In my opinion, the only time that 'blame' can be placed almost fully on an individual is when someone is told that a certain course of action increases the risks of an accident to unacceptable proportions - using common-sense and not just the statistics of probability/ALARP theory. This doesn't stop them making a 'command-decision' but if that person then carries on with their course of action without reducing/minimising the risks, then he/she is ultimately responsible for that decision and should be aware that 'blame' may fall on his/her head if things go pear-shaped. Such is the theoretical responsibility of command and why one 'in command' gets the extra money and fringe-benefits! This is also why responsibility should travel up the chain of command - while orders and sh!t flow the other way!

But, quite often, the person making the decision is senior and, as often as not, the means to reduce risks cost money and eat up their budgets and minimise their promotion prospects - so they often don't do what is right and people die. These senior people are the ones who should shoulder the majority of any 'blame'.

Of course, that is what should happen but it is difficult to pin this responsibility onto senior people; they employ expensive lawyers (as in a number of various preventable railway accidents) or, in the case of the military, are part of an apparently 'untouchable' cadre of senior-officers whom no-one has the cohones to 'out' - those within the cadre cannot speak out (or so they believe) because they depend on the collective protection of the cliquey 'star chamber' to guarantee their work and pensions; group-think and deviant norms in action!
T'was ever thus, I suppose but it doesn't make it right.

The only other time that blame can be allocated is when (to coin a phrase) 'there is absolutely no doubt whatsoever'. e.g. a plane crashes inverted, whilst trying to fly under a bridge or doing a fly-by and the CVR captures the pilots agreeing to do it for a lark!

In the Helios case however, the pilots, though obviously not as able as some, have a degree of mitigation (that creates some doubt) in that they had other equipment distractions that may have prevented them spotting their own error (not setting up the pressurisation panel correctly, nor spotting it during taxy and take-off), along with some possible trg and supervision deficiencies.
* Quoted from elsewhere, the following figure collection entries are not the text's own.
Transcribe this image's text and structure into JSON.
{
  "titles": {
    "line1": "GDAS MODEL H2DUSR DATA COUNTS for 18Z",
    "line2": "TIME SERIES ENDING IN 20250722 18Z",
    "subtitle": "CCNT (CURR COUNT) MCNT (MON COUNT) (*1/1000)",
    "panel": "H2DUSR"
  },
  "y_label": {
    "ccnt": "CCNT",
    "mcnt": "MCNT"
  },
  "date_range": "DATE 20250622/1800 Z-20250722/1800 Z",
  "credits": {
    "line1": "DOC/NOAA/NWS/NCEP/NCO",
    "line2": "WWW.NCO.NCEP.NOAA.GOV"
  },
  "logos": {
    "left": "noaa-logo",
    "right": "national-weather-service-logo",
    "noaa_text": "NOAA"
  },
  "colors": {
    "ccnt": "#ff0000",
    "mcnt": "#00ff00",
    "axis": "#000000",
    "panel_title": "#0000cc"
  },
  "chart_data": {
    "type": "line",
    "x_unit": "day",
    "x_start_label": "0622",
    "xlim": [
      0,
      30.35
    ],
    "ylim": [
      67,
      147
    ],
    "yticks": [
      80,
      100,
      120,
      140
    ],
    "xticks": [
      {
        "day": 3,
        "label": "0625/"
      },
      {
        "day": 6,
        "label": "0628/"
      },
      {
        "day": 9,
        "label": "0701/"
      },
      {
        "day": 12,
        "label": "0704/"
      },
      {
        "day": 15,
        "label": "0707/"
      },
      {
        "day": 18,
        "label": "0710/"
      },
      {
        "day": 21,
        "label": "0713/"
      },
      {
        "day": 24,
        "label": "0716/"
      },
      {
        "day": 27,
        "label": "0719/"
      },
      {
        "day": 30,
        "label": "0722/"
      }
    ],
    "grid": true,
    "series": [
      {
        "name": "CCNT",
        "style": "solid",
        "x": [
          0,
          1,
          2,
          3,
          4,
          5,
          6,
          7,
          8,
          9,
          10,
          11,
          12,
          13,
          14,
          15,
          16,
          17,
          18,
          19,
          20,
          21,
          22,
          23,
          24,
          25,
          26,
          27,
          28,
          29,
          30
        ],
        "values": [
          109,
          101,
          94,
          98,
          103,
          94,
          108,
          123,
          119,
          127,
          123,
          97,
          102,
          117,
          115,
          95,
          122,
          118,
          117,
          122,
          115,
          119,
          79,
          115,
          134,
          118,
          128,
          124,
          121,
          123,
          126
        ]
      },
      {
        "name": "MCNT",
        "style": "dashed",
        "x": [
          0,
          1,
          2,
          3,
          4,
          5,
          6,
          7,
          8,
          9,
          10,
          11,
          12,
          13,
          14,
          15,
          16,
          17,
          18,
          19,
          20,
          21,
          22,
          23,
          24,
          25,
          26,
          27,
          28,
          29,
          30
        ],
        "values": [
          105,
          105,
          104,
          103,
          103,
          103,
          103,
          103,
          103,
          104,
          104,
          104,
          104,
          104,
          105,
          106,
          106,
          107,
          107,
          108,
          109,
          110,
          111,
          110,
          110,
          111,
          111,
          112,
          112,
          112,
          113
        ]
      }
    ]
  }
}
Perhaps this is why they didn't do the obvious thing (to us, in the comfort of our own homes) and level off at FL100 - but we will never know exactly why, sadly. Ultimately, they paid the highest price for their errors - and this, if nothing else, serves as a stark warning to all others who fly still. Total 'blame'? I'm not so sure.

Also, the warning horn was not of the best design (this doesn't then 'blame' the manufacturer immediately but it is something that should have been designed out as no-one, apparently, spotted this latent error - certainly, I wasn't aware of it when flew the B737 - I don't remember it being taught on the CBT either. OTOH, it might be a different matter if this circumstance had been specifically warned of (to Boeing), prior to this accident.....).

It is, however, plainly mad to almost-solely 'blame' the engineer for his one minor error before the crew made theirs - and even his 'error' is debateable iaw manuals etc. Godness knows how many mitigations he has for this and any lawyer worth his salt should be able to argue his case - expensive. Or just that he never goes to Greece again - the latter is the cheaper option and ultimately more agreeable to one's constitution - Greece is a depressing place at the moment!

"Blame? Only in extremis". I say.

(Mind you, there are few well-known senior RAF officers, as yet to accept their blameful moral responsibility, who should go their graves burdened by this guilt. I am of the opinion that it will catch up with them one day.
It is, however, never too late to repent - it would do the world of aviation safety great good for them to publicly accept they got it wrong - a true legacy - not just a row of tin medals on a shabby, faded uniform - left to gather dust in an attic or museum.)